Exxon has gone after the assets of state oil company, Petroleos de Venezuela SA, in U.S., British and Dutch courts as it challenges the nationalization of a multi-billion dollar oil project by President Hugo Chavez's government.
A British court last month issued an injunction "freezing" as much as $12 billion in assets.
But Oil Minister Rafael Ramirez said: "They don't have any asset frozen. They only have frozen $300 million" in cash through a U.S. court in New York. As for the case in Britain, PDVSA doesn't have "any assets in that jurisdiction that even come close to those sums" of $12 billion, Ramirez said.
Ramirez called it a "transitory measure" while the state company, known as PDVSA, presents its case in New York and London. Exxon Mobil is also taking its dispute to international arbitration, which Venezuela has agreed to.
But Ramirez, who is PDVSA's president, said Exxon Mobil "hasn't respected the terms of the arbitration" and said Exxon Mobil's claims in the Venezuela nationalization dispute "don't even come close to half the sum of $12 billion claimed by them."
Exxon Mobil spokeswoman Margaret Ross said the company had no comment on Ramirez's statements.

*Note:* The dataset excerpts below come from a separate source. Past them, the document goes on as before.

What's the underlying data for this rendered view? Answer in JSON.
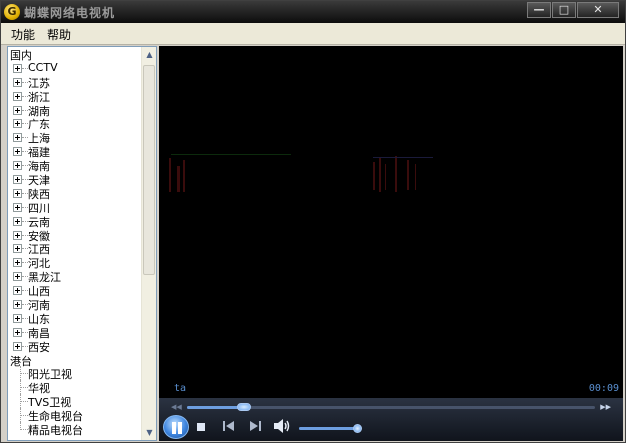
{
  "window": {
    "title": "蝴蝶网络电视机",
    "logo_letter": "G",
    "buttons": {
      "minimize": "—",
      "maximize": "□",
      "close": "✕"
    }
  },
  "menu": {
    "items": [
      "功能",
      "帮助"
    ]
  },
  "tree": {
    "groups": [
      {
        "label": "国内",
        "items": [
          "CCTV",
          "江苏",
          "浙江",
          "湖南",
          "广东",
          "上海",
          "福建",
          "海南",
          "天津",
          "陕西",
          "四川",
          "云南",
          "安徽",
          "江西",
          "河北",
          "黑龙江",
          "山西",
          "河南",
          "山东",
          "南昌",
          "西安"
        ]
      },
      {
        "label": "港台",
        "items": [
          "阳光卫视",
          "华视",
          "TVS卫视",
          "生命电视台",
          "精品电视台"
        ]
      }
    ]
  },
  "video": {
    "channel_label": "ta",
    "elapsed_time": "00:09"
  },
  "player": {
    "seek_progress": 0.14,
    "volume_level": 0.95,
    "icons": {
      "play_pause": "pause-icon",
      "stop": "stop-icon",
      "previous": "previous-icon",
      "next": "next-icon",
      "volume": "speaker-icon",
      "seek_back": "rewind-icon",
      "seek_forward": "fast-forward-icon"
    },
    "accent_color": "#6d9ee0"
  }
}
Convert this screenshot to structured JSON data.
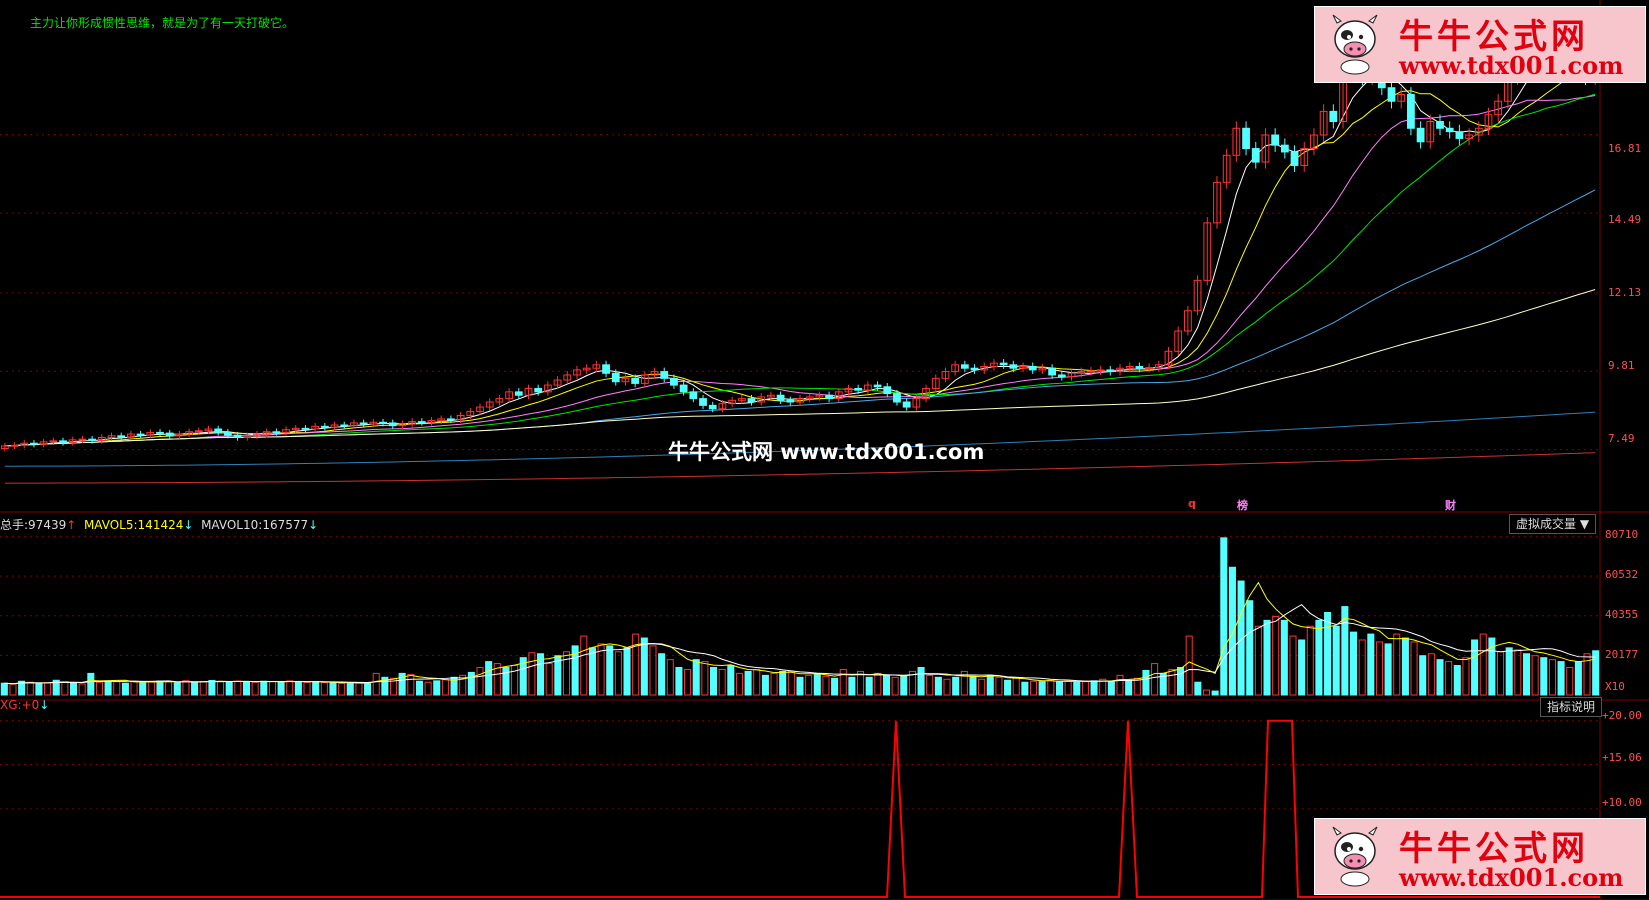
{
  "top_banner": "主力让你形成惯性思维，就是为了有一天打破它。",
  "watermark_center": "牛牛公式网 www.tdx001.com",
  "logo": {
    "title": "牛牛公式网",
    "url": "www.tdx001.com"
  },
  "price_axis": [
    "16.81",
    "14.49",
    "12.13",
    "9.81",
    "7.49"
  ],
  "markers": {
    "q": "q",
    "bang": "榜",
    "cai": "财"
  },
  "volume_header": {
    "total_label": "总手:",
    "total_value": "97439",
    "total_arrow": "↑",
    "mavol5_label": "MAVOL5:",
    "mavol5_value": "141424",
    "mavol5_arrow": "↓",
    "mavol10_label": "MAVOL10:",
    "mavol10_value": "167577",
    "mavol10_arrow": "↓"
  },
  "volume_button": "虚拟成交量 ▼",
  "volume_axis": [
    "80710",
    "60532",
    "40355",
    "20177",
    "X10"
  ],
  "indicator_header": {
    "label": "XG:",
    "value": "+0",
    "arrow": "↓"
  },
  "indicator_button": "指标说明",
  "indicator_axis": [
    "+20.00",
    "+15.06",
    "+10.00"
  ],
  "colors": {
    "up": "#ff3232",
    "down": "#54ffff",
    "grid": "#800000",
    "ma5": "#ffffff",
    "ma10": "#ffff00",
    "ma20": "#ff80ff",
    "ma30": "#00e600",
    "ma60": "#4aa8e8",
    "ma120": "#ffffc8",
    "ma250": "#2f7fb8",
    "ma500": "#c83232",
    "signal": "#ff0000"
  },
  "chart_data": [
    {
      "type": "candlestick",
      "ylim": [
        6.0,
        20.5
      ],
      "y_ticks": [
        7.49,
        9.81,
        12.13,
        14.49,
        16.81
      ],
      "candles_close": [
        7.6,
        7.62,
        7.68,
        7.65,
        7.72,
        7.75,
        7.7,
        7.78,
        7.8,
        7.76,
        7.85,
        7.9,
        7.86,
        7.95,
        7.92,
        8.0,
        7.98,
        7.9,
        7.95,
        8.02,
        8.05,
        8.1,
        8.0,
        7.92,
        7.85,
        7.9,
        7.95,
        8.02,
        8.0,
        8.08,
        8.12,
        8.1,
        8.18,
        8.15,
        8.22,
        8.2,
        8.28,
        8.25,
        8.3,
        8.28,
        8.2,
        8.25,
        8.32,
        8.3,
        8.35,
        8.4,
        8.38,
        8.5,
        8.62,
        8.75,
        8.9,
        9.0,
        9.2,
        9.1,
        9.3,
        9.2,
        9.4,
        9.55,
        9.7,
        9.85,
        9.9,
        10.0,
        9.75,
        9.5,
        9.6,
        9.45,
        9.7,
        9.8,
        9.6,
        9.4,
        9.2,
        9.0,
        8.8,
        8.7,
        8.85,
        8.95,
        9.0,
        8.9,
        9.05,
        9.1,
        8.95,
        8.9,
        9.0,
        9.05,
        9.1,
        9.0,
        9.2,
        9.3,
        9.25,
        9.4,
        9.35,
        9.15,
        8.9,
        8.75,
        9.0,
        9.3,
        9.6,
        9.8,
        10.0,
        9.9,
        9.85,
        9.95,
        10.05,
        10.0,
        9.9,
        9.95,
        9.85,
        9.9,
        9.7,
        9.65,
        9.75,
        9.8,
        9.82,
        9.85,
        9.8,
        9.9,
        9.95,
        9.9,
        9.92,
        10.0,
        10.4,
        11.0,
        11.6,
        12.5,
        14.2,
        15.4,
        16.2,
        17.0,
        16.4,
        16.0,
        16.8,
        16.5,
        16.3,
        15.9,
        16.4,
        16.8,
        17.5,
        17.2,
        18.8,
        19.2,
        18.5,
        18.9,
        18.2,
        17.8,
        18.0,
        17.0,
        16.6,
        17.2,
        17.0,
        16.9,
        16.7,
        16.8,
        17.0,
        17.4,
        17.8,
        18.5,
        19.0,
        19.3,
        18.8,
        19.1,
        18.7,
        18.9,
        19.2,
        18.5,
        19.0
      ],
      "ma": {
        "MA5": "short moving average",
        "MA10": "moving average",
        "MA20": "moving average",
        "MA30": "moving average",
        "MA60": "moving average",
        "MA120": "moving average",
        "MA250": "moving average",
        "MA500": "moving average"
      }
    },
    {
      "type": "bar",
      "ylim": [
        0,
        85000
      ],
      "y_ticks": [
        20177,
        40355,
        60532,
        80710
      ],
      "values": [
        6000,
        5500,
        7000,
        6500,
        5800,
        6200,
        7500,
        6800,
        6000,
        5600,
        11000,
        6500,
        7200,
        6800,
        6000,
        7000,
        6400,
        6900,
        7100,
        6700,
        6200,
        7300,
        6500,
        6900,
        7400,
        6800,
        6600,
        7100,
        6900,
        6500,
        7000,
        6800,
        6600,
        7200,
        6900,
        6400,
        6700,
        6300,
        6200,
        5900,
        6100,
        6000,
        5800,
        11000,
        9000,
        8500,
        11000,
        10500,
        7000,
        6500,
        7200,
        7800,
        9000,
        10000,
        11500,
        14000,
        17000,
        16000,
        14000,
        15000,
        19000,
        21500,
        21000,
        16000,
        20000,
        22000,
        25000,
        30000,
        24000,
        26000,
        25000,
        22000,
        24000,
        31000,
        29000,
        25000,
        21000,
        18000,
        14000,
        13000,
        18000,
        17000,
        14000,
        13000,
        15000,
        11000,
        12000,
        13000,
        10000,
        11000,
        12000,
        12000,
        9000,
        10000,
        11000,
        9500,
        8500,
        13000,
        9000,
        12000,
        9000,
        11000,
        10000,
        9000,
        9500,
        12000,
        14000,
        10000,
        9000,
        8000,
        9000,
        12000,
        9500,
        8000,
        10000,
        9000,
        7500,
        8500,
        6500,
        7000,
        6800,
        7500,
        6800,
        7000,
        6500,
        6800,
        7200,
        8000,
        7000,
        10000,
        7500,
        8500,
        12500,
        16000,
        11000,
        13000,
        14000,
        30000,
        6500,
        2500,
        2000,
        80000,
        65000,
        58000,
        48000,
        35000,
        38000,
        40000,
        38000,
        30000,
        28000,
        35000,
        38000,
        42000,
        35000,
        45000,
        32000,
        28000,
        31000,
        27000,
        26000,
        31000,
        29000,
        27000,
        20000,
        21000,
        18000,
        17000,
        15000,
        19000,
        28000,
        31000,
        29000,
        22000,
        24000,
        23000,
        21000,
        20000,
        19000,
        18000,
        17000,
        14000,
        17000,
        21000,
        22500
      ],
      "series": [
        {
          "name": "MAVOL5"
        },
        {
          "name": "MAVOL10"
        }
      ]
    },
    {
      "type": "line",
      "ylim": [
        0,
        21
      ],
      "y_ticks": [
        10.0,
        15.06,
        20.0
      ],
      "spikes_at_fraction": [
        0.56,
        0.705,
        0.8
      ],
      "value": 20
    }
  ]
}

Ramirez said the court cases "don't have any affect on our cash flow, don't affect our operational situation at all."
Ramirez said Exxon Mobil sued in New York, London and the Netherlands to dispute the terms under Chavez's nationalization last year of four heavy oil projects in the Orinoco River basin, one of the world's richest oil deposits.
"We don't have any decision by any court that's definitive," Ramirez said. "We have a preventative measure in a court in New York that we have a right to respond to, and we are going to."

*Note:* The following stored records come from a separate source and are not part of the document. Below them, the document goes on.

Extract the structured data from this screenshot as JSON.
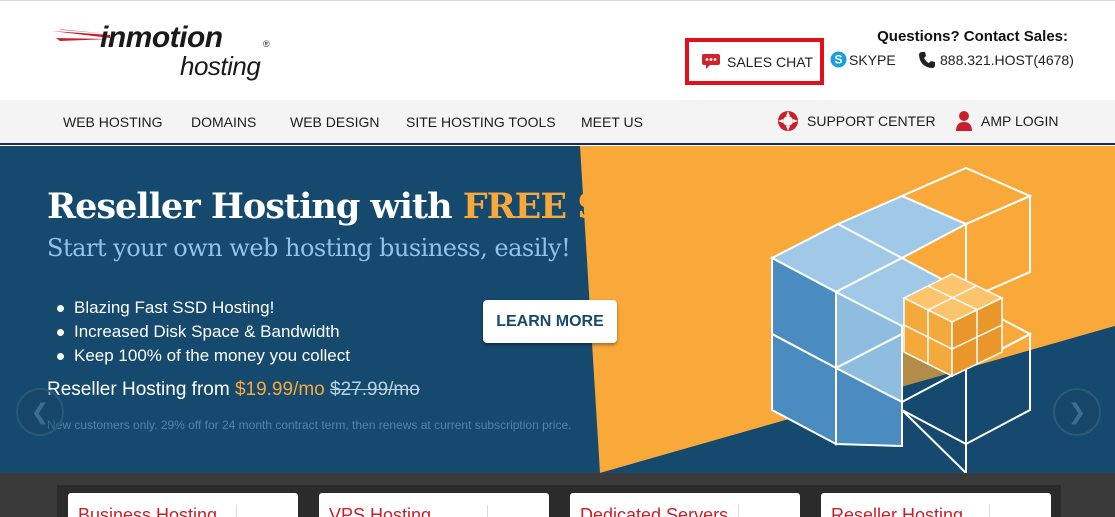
{
  "brand": {
    "logo_main": "inmotion",
    "logo_registered": "®",
    "logo_sub": "hosting"
  },
  "contact": {
    "heading": "Questions? Contact Sales:",
    "sales_chat": "SALES CHAT",
    "skype": "SKYPE",
    "phone": "888.321.HOST(4678)"
  },
  "nav": {
    "items": [
      {
        "label": "WEB HOSTING"
      },
      {
        "label": "DOMAINS"
      },
      {
        "label": "WEB DESIGN"
      },
      {
        "label": "SITE HOSTING TOOLS"
      },
      {
        "label": "MEET US"
      }
    ],
    "support_center": "SUPPORT CENTER",
    "amp_login": "AMP LOGIN"
  },
  "hero": {
    "title": "Reseller Hosting with ",
    "title_accent": "FREE SSD",
    "subtitle": "Start your own web hosting business, easily!",
    "bullets": [
      "Blazing Fast SSD Hosting!",
      "Increased Disk Space & Bandwidth",
      "Keep 100% of the money you collect"
    ],
    "cta": "LEARN MORE",
    "price_prefix": "Reseller Hosting from ",
    "price_new": "$19.99/mo",
    "price_old": "$27.99/mo",
    "fineprint": "New customers only. 29% off for 24 month contract term, then renews at current subscription price.",
    "prev_arrow": "❮",
    "next_arrow": "❯"
  },
  "cards": [
    {
      "title": "Business Hosting"
    },
    {
      "title": "VPS Hosting"
    },
    {
      "title": "Dedicated Servers"
    },
    {
      "title": "Reseller Hosting"
    }
  ],
  "colors": {
    "accent_orange": "#f8a93a",
    "hero_blue": "#15496d",
    "highlight_red": "#e3101c",
    "card_title_red": "#c8202a"
  }
}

He accused the Irving, Texas-based oil major of employing "judicial terrorism" and trying to generate "financial nervousness" around PDVSA.

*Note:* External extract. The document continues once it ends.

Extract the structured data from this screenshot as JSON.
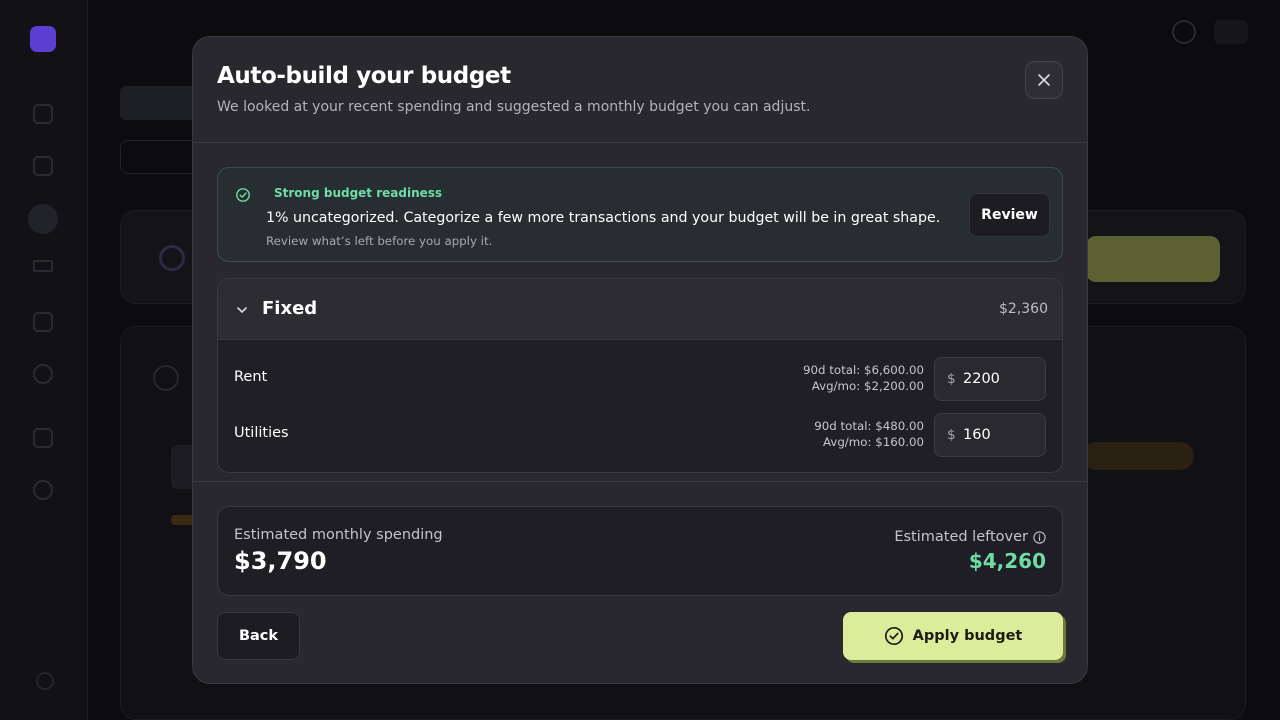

According to documents filed last month in the U.S. District Court in Manhattan, Exxon Mobil has secured an "order of attachment" on about $300 million in cash held by PDVSA. A hearing to confirm the order is scheduled in New York for Feb. 13.
In a Jan. 24 "freezing injunction" by a British High Court, the court said that "until the return date or further order from the court," PDVSA "must not remove from England or Wales any of its assets which are in England or Wales up to the value of $12 billion."
The court also said that if PDVSA disobeys the order, it could be held in contempt of court and be fined or have assets seized.
Other major oil companies including U.S.-based Chevron, France's Total, Britain's BP, and Norway's StatoilHydro have negotiated deals with Venezuela to continue on as minority partners in the Orinoco oil project.
ConocoPhillips and Exxon Mobil, however, balked at the tougher terms and have been in compensation talks with PDVSA.
Ramirez said Venezuelan officials have had "very important meetings" with ConocoPhillips Chairman Jim Mulva and have made progress toward an agreement. "I think we're on a path to achieving it," Ramirez said.
As for the dispute with Exxon Mobil, Ramirez said "we're going to value fairly what would be its compensation, or not if that be the case."